Tanya Gold Tanya Gold

A menu for the emmets

The locals are accepting of madness. It is August, so they have to be

Tate St Ives is a pale 1980s block, with a fat rounded porte cochère and sea-stained walls. It is the kind of house Iron Man would build if he lived in New Malden, but St Ives has always welcomed money. It is an oddity in the land of cows, pilchards and tin, beloved of retirees, surfers and urban survivalists. You can, for instance, buy a £100 rucksack at a shop called the Common Wanderer, which also sells the book Wildside: The Enchanted Life of Hunters and Gatherers. I suspect this enchantment is news to the Cornish, and always has been. St Ives is a place of tribes then, with at least three different villages sitting above the beach where surfers frolic. Then there is the art gallery.

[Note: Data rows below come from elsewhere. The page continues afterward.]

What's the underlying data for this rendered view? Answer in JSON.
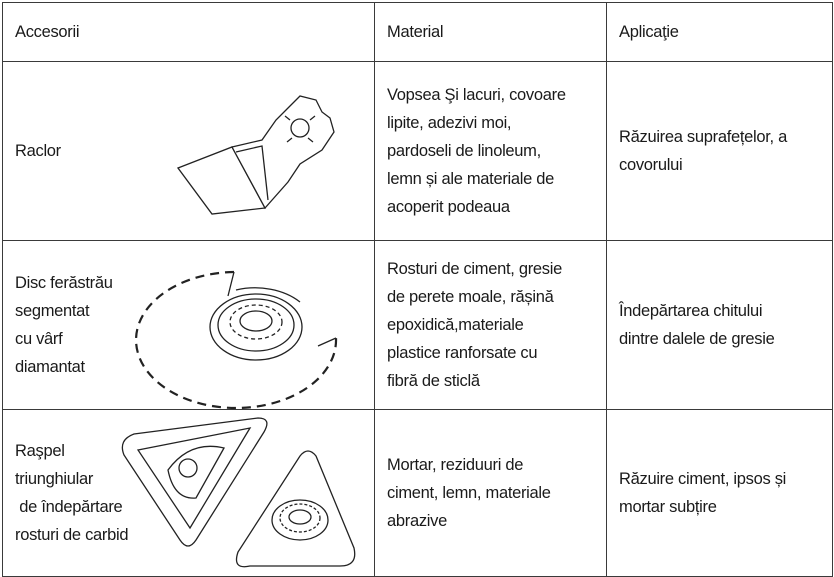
{
  "table": {
    "header": [
      "Accesorii",
      "Material",
      "Aplicaţie"
    ],
    "rows": [
      [
        [
          "Raclor"
        ],
        [
          "Vopsea Şi lacuri, covoare",
          "lipite, adezivi moi,",
          "pardoseli de linoleum,",
          "lemn și ale materiale de",
          "acoperit podeaua"
        ],
        [
          "Răzuirea suprafețelor, a",
          "covorului"
        ]
      ],
      [
        [
          "Disc ferăstrău",
          "segmentat",
          "cu vârf",
          "diamantat"
        ],
        [
          "Rosturi de ciment, gresie",
          "de perete moale, rășină",
          "epoxidică,materiale",
          "plastice ranforsate cu",
          "fibră de sticlă"
        ],
        [
          "Îndepărtarea chitului",
          "dintre dalele de gresie"
        ]
      ],
      [
        [
          "Raşpel",
          "triunghiular",
          " de îndepărtare",
          "rosturi de carbid"
        ],
        [
          "Mortar, reziduuri de",
          "ciment, lemn, materiale",
          "abrazive"
        ],
        [
          "Răzuire ciment, ipsos și",
          "mortar subțire"
        ]
      ]
    ]
  }
}
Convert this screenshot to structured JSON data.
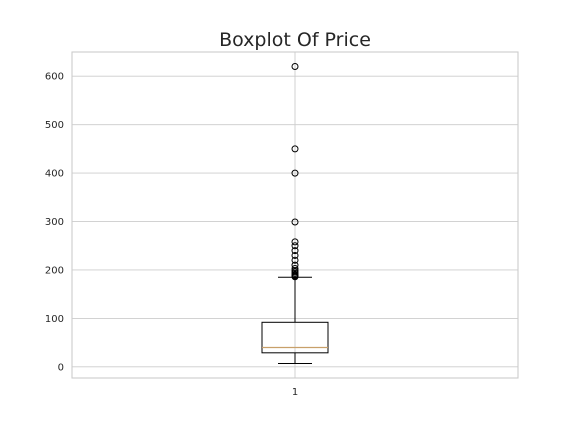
{
  "chart_data": {
    "type": "boxplot",
    "title": "Boxplot Of Price",
    "xlabel": "",
    "ylabel": "",
    "categories": [
      "1"
    ],
    "ylim": [
      -23,
      650
    ],
    "yticks": [
      0,
      100,
      200,
      300,
      400,
      500,
      600
    ],
    "grid": true,
    "box": {
      "whisker_low": 7,
      "q1": 29,
      "median": 40,
      "q3": 92,
      "whisker_high": 185
    },
    "fliers": [
      186,
      188,
      190,
      193,
      196,
      199,
      203,
      210,
      220,
      230,
      240,
      250,
      258,
      299,
      400,
      450,
      620
    ],
    "colors": {
      "median": "#c8a06a",
      "grid": "#cccccc",
      "box": "#000000"
    }
  }
}
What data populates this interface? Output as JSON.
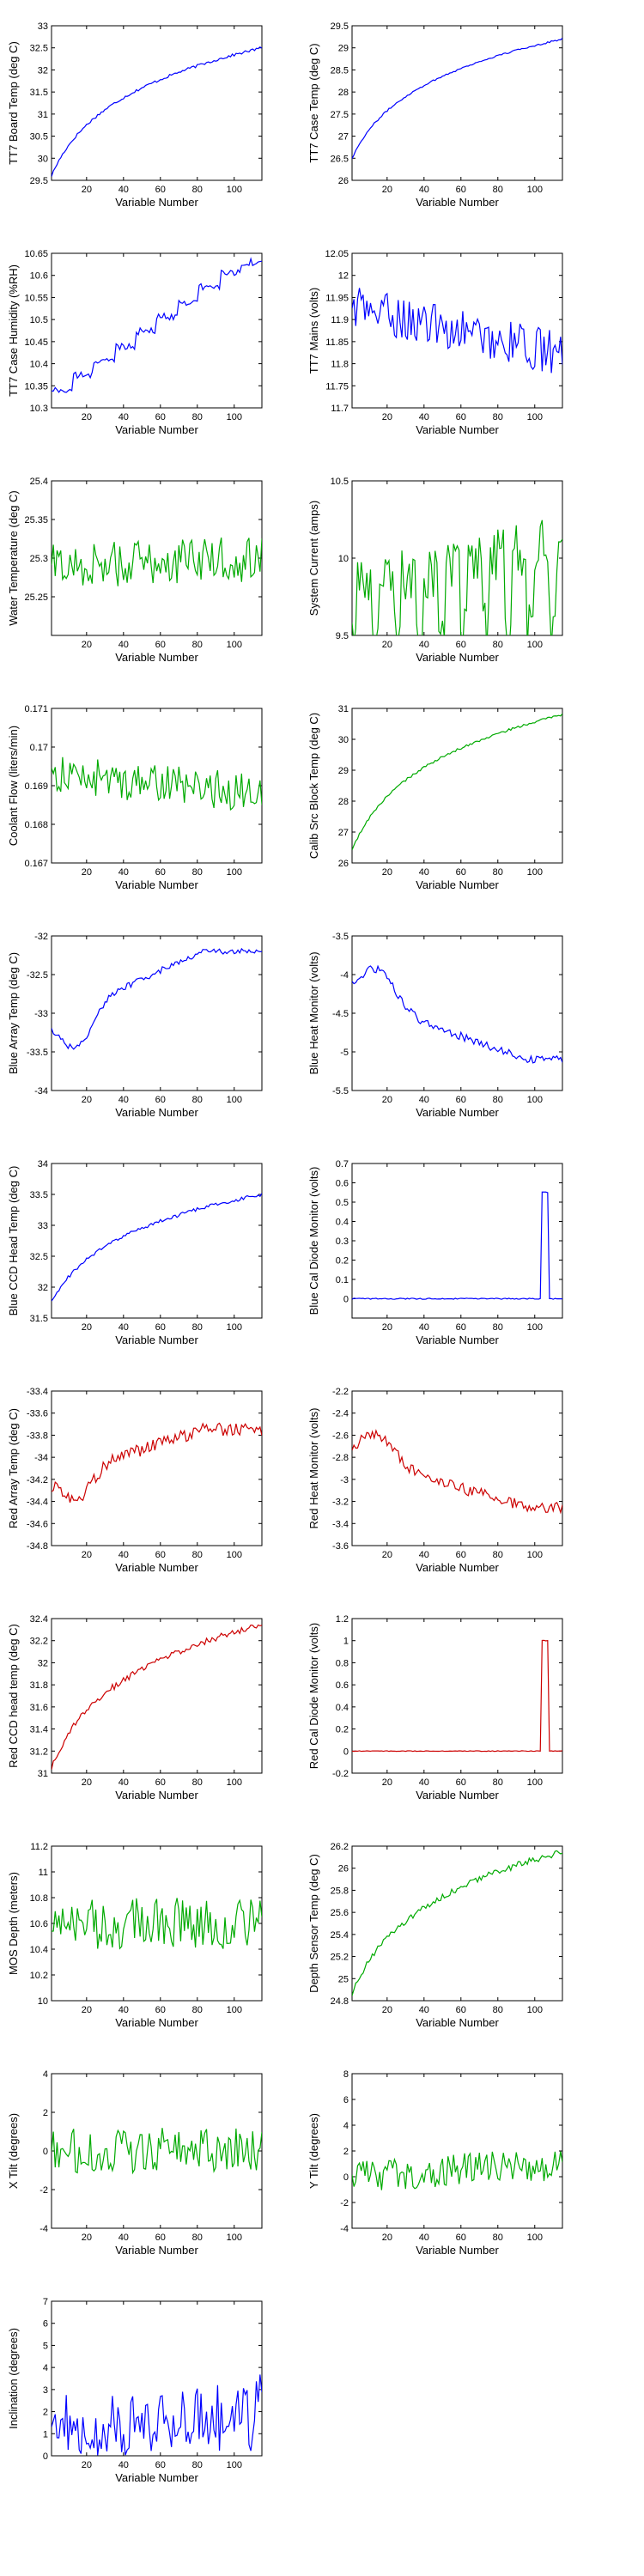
{
  "colors": {
    "blue": "#0000ff",
    "green": "#00aa00",
    "red": "#cc0000"
  },
  "chart_data": [
    {
      "type": "line",
      "ylabel": "TT7 Board Temp (deg C)",
      "xlabel": "Variable Number",
      "xlim": [
        1,
        115
      ],
      "xticks": [
        20,
        40,
        60,
        80,
        100
      ],
      "ylim": [
        29.5,
        33
      ],
      "yticks": [
        29.5,
        30,
        30.5,
        31,
        31.5,
        32,
        32.5,
        33
      ],
      "color": "blue",
      "shape": "log",
      "start": 29.6,
      "end": 32.5,
      "noise": 0.03
    },
    {
      "type": "line",
      "ylabel": "TT7 Case Temp (deg C)",
      "xlabel": "Variable Number",
      "xlim": [
        1,
        115
      ],
      "xticks": [
        20,
        40,
        60,
        80,
        100
      ],
      "ylim": [
        26,
        29.5
      ],
      "yticks": [
        26,
        26.5,
        27,
        27.5,
        28,
        28.5,
        29,
        29.5
      ],
      "color": "blue",
      "shape": "log",
      "start": 26.5,
      "end": 29.2,
      "noise": 0.02
    },
    {
      "type": "line",
      "ylabel": "TT7 Case Humidity (%RH)",
      "xlabel": "Variable Number",
      "xlim": [
        1,
        115
      ],
      "xticks": [
        20,
        40,
        60,
        80,
        100
      ],
      "ylim": [
        10.3,
        10.65
      ],
      "yticks": [
        10.3,
        10.35,
        10.4,
        10.45,
        10.5,
        10.55,
        10.6,
        10.65
      ],
      "color": "blue",
      "shape": "step",
      "start": 10.34,
      "end": 10.63,
      "noise": 0.008
    },
    {
      "type": "line",
      "ylabel": "TT7 Mains (volts)",
      "xlabel": "Variable Number",
      "xlim": [
        1,
        115
      ],
      "xticks": [
        20,
        40,
        60,
        80,
        100
      ],
      "ylim": [
        11.7,
        12.05
      ],
      "yticks": [
        11.7,
        11.75,
        11.8,
        11.85,
        11.9,
        11.95,
        12,
        12.05
      ],
      "color": "blue",
      "shape": "noise",
      "start": 11.93,
      "end": 11.82,
      "noise": 0.05
    },
    {
      "type": "line",
      "ylabel": "Water Temperature (deg C)",
      "xlabel": "Variable Number",
      "xlim": [
        1,
        115
      ],
      "xticks": [
        20,
        40,
        60,
        80,
        100
      ],
      "ylim": [
        25.2,
        25.4
      ],
      "yticks": [
        25.25,
        25.3,
        25.35,
        25.4
      ],
      "color": "green",
      "shape": "noise",
      "start": 25.29,
      "end": 25.3,
      "noise": 0.03
    },
    {
      "type": "line",
      "ylabel": "System Current (amps)",
      "xlabel": "Variable Number",
      "xlim": [
        1,
        115
      ],
      "xticks": [
        20,
        40,
        60,
        80,
        100
      ],
      "ylim": [
        9.5,
        10.5
      ],
      "yticks": [
        9.5,
        10,
        10.5
      ],
      "color": "green",
      "shape": "toggle",
      "start": 9.8,
      "end": 10.1,
      "noise": 0.3
    },
    {
      "type": "line",
      "ylabel": "Coolant Flow (liters/min)",
      "xlabel": "Variable Number",
      "xlim": [
        1,
        115
      ],
      "xticks": [
        20,
        40,
        60,
        80,
        100
      ],
      "ylim": [
        0.167,
        0.171
      ],
      "yticks": [
        0.167,
        0.168,
        0.169,
        0.17,
        0.171
      ],
      "color": "green",
      "shape": "noise",
      "start": 0.1693,
      "end": 0.1688,
      "noise": 0.0005
    },
    {
      "type": "line",
      "ylabel": "Calib Src Block Temp (deg C)",
      "xlabel": "Variable Number",
      "xlim": [
        1,
        115
      ],
      "xticks": [
        20,
        40,
        60,
        80,
        100
      ],
      "ylim": [
        26,
        31
      ],
      "yticks": [
        26,
        27,
        28,
        29,
        30,
        31
      ],
      "color": "green",
      "shape": "log",
      "start": 26.4,
      "end": 30.8,
      "noise": 0.04
    },
    {
      "type": "line",
      "ylabel": "Blue Array Temp (deg C)",
      "xlabel": "Variable Number",
      "xlim": [
        1,
        115
      ],
      "xticks": [
        20,
        40,
        60,
        80,
        100
      ],
      "ylim": [
        -34,
        -32
      ],
      "yticks": [
        -34,
        -33.5,
        -33,
        -32.5,
        -32
      ],
      "color": "blue",
      "shape": "dip",
      "start": -33.1,
      "end": -32.2,
      "noise": 0.04
    },
    {
      "type": "line",
      "ylabel": "Blue Heat Monitor (volts)",
      "xlabel": "Variable Number",
      "xlim": [
        1,
        115
      ],
      "xticks": [
        20,
        40,
        60,
        80,
        100
      ],
      "ylim": [
        -5.5,
        -3.5
      ],
      "yticks": [
        -5.5,
        -5,
        -4.5,
        -4,
        -3.5
      ],
      "color": "blue",
      "shape": "hump",
      "start": -4.3,
      "end": -5.1,
      "noise": 0.05
    },
    {
      "type": "line",
      "ylabel": "Blue CCD Head Temp (deg C)",
      "xlabel": "Variable Number",
      "xlim": [
        1,
        115
      ],
      "xticks": [
        20,
        40,
        60,
        80,
        100
      ],
      "ylim": [
        31.5,
        34
      ],
      "yticks": [
        31.5,
        32,
        32.5,
        33,
        33.5,
        34
      ],
      "color": "blue",
      "shape": "log",
      "start": 31.75,
      "end": 33.5,
      "noise": 0.03
    },
    {
      "type": "line",
      "ylabel": "Blue Cal Diode Monitor (volts)",
      "xlabel": "Variable Number",
      "xlim": [
        1,
        115
      ],
      "xticks": [
        20,
        40,
        60,
        80,
        100
      ],
      "ylim": [
        -0.1,
        0.7
      ],
      "yticks": [
        0,
        0.1,
        0.2,
        0.3,
        0.4,
        0.5,
        0.6,
        0.7
      ],
      "color": "blue",
      "shape": "pulse",
      "start": 0,
      "end": 0.55,
      "noise": 0.003
    },
    {
      "type": "line",
      "ylabel": "Red Array Temp (deg C)",
      "xlabel": "Variable Number",
      "xlim": [
        1,
        115
      ],
      "xticks": [
        20,
        40,
        60,
        80,
        100
      ],
      "ylim": [
        -34.8,
        -33.4
      ],
      "yticks": [
        -34.8,
        -34.6,
        -34.4,
        -34.2,
        -34,
        -33.8,
        -33.6,
        -33.4
      ],
      "color": "red",
      "shape": "dip",
      "start": -34.2,
      "end": -33.75,
      "noise": 0.06
    },
    {
      "type": "line",
      "ylabel": "Red Heat Monitor (volts)",
      "xlabel": "Variable Number",
      "xlim": [
        1,
        115
      ],
      "xticks": [
        20,
        40,
        60,
        80,
        100
      ],
      "ylim": [
        -3.6,
        -2.2
      ],
      "yticks": [
        -3.6,
        -3.4,
        -3.2,
        -3,
        -2.8,
        -2.6,
        -2.4,
        -2.2
      ],
      "color": "red",
      "shape": "hump",
      "start": -2.8,
      "end": -3.25,
      "noise": 0.05
    },
    {
      "type": "line",
      "ylabel": "Red CCD head temp (deg C)",
      "xlabel": "Variable Number",
      "xlim": [
        1,
        115
      ],
      "xticks": [
        20,
        40,
        60,
        80,
        100
      ],
      "ylim": [
        31,
        32.4
      ],
      "yticks": [
        31,
        31.2,
        31.4,
        31.6,
        31.8,
        32,
        32.2,
        32.4
      ],
      "color": "red",
      "shape": "log",
      "start": 31.05,
      "end": 32.35,
      "noise": 0.03
    },
    {
      "type": "line",
      "ylabel": "Red Cal Diode Monitor (volts)",
      "xlabel": "Variable Number",
      "xlim": [
        1,
        115
      ],
      "xticks": [
        20,
        40,
        60,
        80,
        100
      ],
      "ylim": [
        -0.2,
        1.2
      ],
      "yticks": [
        -0.2,
        0,
        0.2,
        0.4,
        0.6,
        0.8,
        1,
        1.2
      ],
      "color": "red",
      "shape": "pulse",
      "start": 0,
      "end": 1.0,
      "noise": 0.003
    },
    {
      "type": "line",
      "ylabel": "MOS Depth (meters)",
      "xlabel": "Variable Number",
      "xlim": [
        1,
        115
      ],
      "xticks": [
        20,
        40,
        60,
        80,
        100
      ],
      "ylim": [
        10,
        11.2
      ],
      "yticks": [
        10,
        10.2,
        10.4,
        10.6,
        10.8,
        11,
        11.2
      ],
      "color": "green",
      "shape": "noise",
      "start": 10.6,
      "end": 10.6,
      "noise": 0.2
    },
    {
      "type": "line",
      "ylabel": "Depth Sensor Temp (deg C)",
      "xlabel": "Variable Number",
      "xlim": [
        1,
        115
      ],
      "xticks": [
        20,
        40,
        60,
        80,
        100
      ],
      "ylim": [
        24.8,
        26.2
      ],
      "yticks": [
        24.8,
        25,
        25.2,
        25.4,
        25.6,
        25.8,
        26,
        26.2
      ],
      "color": "green",
      "shape": "log",
      "start": 24.85,
      "end": 26.15,
      "noise": 0.03
    },
    {
      "type": "line",
      "ylabel": "X Tilt (degrees)",
      "xlabel": "Variable Number",
      "xlim": [
        1,
        115
      ],
      "xticks": [
        20,
        40,
        60,
        80,
        100
      ],
      "ylim": [
        -4,
        4
      ],
      "yticks": [
        -4,
        -2,
        0,
        2,
        4
      ],
      "color": "green",
      "shape": "noise",
      "start": 0,
      "end": 0,
      "noise": 1.2
    },
    {
      "type": "line",
      "ylabel": "Y Tilt (degrees)",
      "xlabel": "Variable Number",
      "xlim": [
        1,
        115
      ],
      "xticks": [
        20,
        40,
        60,
        80,
        100
      ],
      "ylim": [
        -4,
        8
      ],
      "yticks": [
        -4,
        -2,
        0,
        2,
        4,
        6,
        8
      ],
      "color": "green",
      "shape": "noise",
      "start": 0,
      "end": 1,
      "noise": 1.3
    },
    {
      "type": "line",
      "ylabel": "Inclination (degrees)",
      "xlabel": "Variable Number",
      "xlim": [
        1,
        115
      ],
      "xticks": [
        20,
        40,
        60,
        80,
        100
      ],
      "ylim": [
        0,
        7
      ],
      "yticks": [
        0,
        1,
        2,
        3,
        4,
        5,
        6,
        7
      ],
      "color": "blue",
      "shape": "abs",
      "start": 1,
      "end": 2,
      "noise": 1.3
    }
  ]
}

It is very self-consciously an artistic ‘hub’. I appreciate bad art, because good art might come later if you are patient enough. Even so, I avoid the gallery; it makes me long for Mark Gertler’s ‘Merry-Go-Round’, which hangs in what should be called the Tate Gallery, but is instead called Tate Britain. There is a bright, white café on the fourth floor. It is a gallery café with no native atmosphere to impede the art which is in this case a series of ceramic Cornish pasty paintings by Simon Bayliss, including something called ‘Untitled (metaphysical pasty)’. ‘The idea to crimp the edges of his ceramics like a Cornish pasty came to Bayliss “as an epiphany” reflecting the artist’s playful engagement with the context in which he lives and works’ is his excuse, in prose. I think this means the idea came to him when he was eating a Cornish pasty, and there is nothing wrong with that, except that an artwork explaining a Cornish pasty cannot be more useful or interesting than a Cornish pasty.

‘Citizen of Nowhere’ says one pasty, sadly; and Bayliss grew up in Devon, it is true.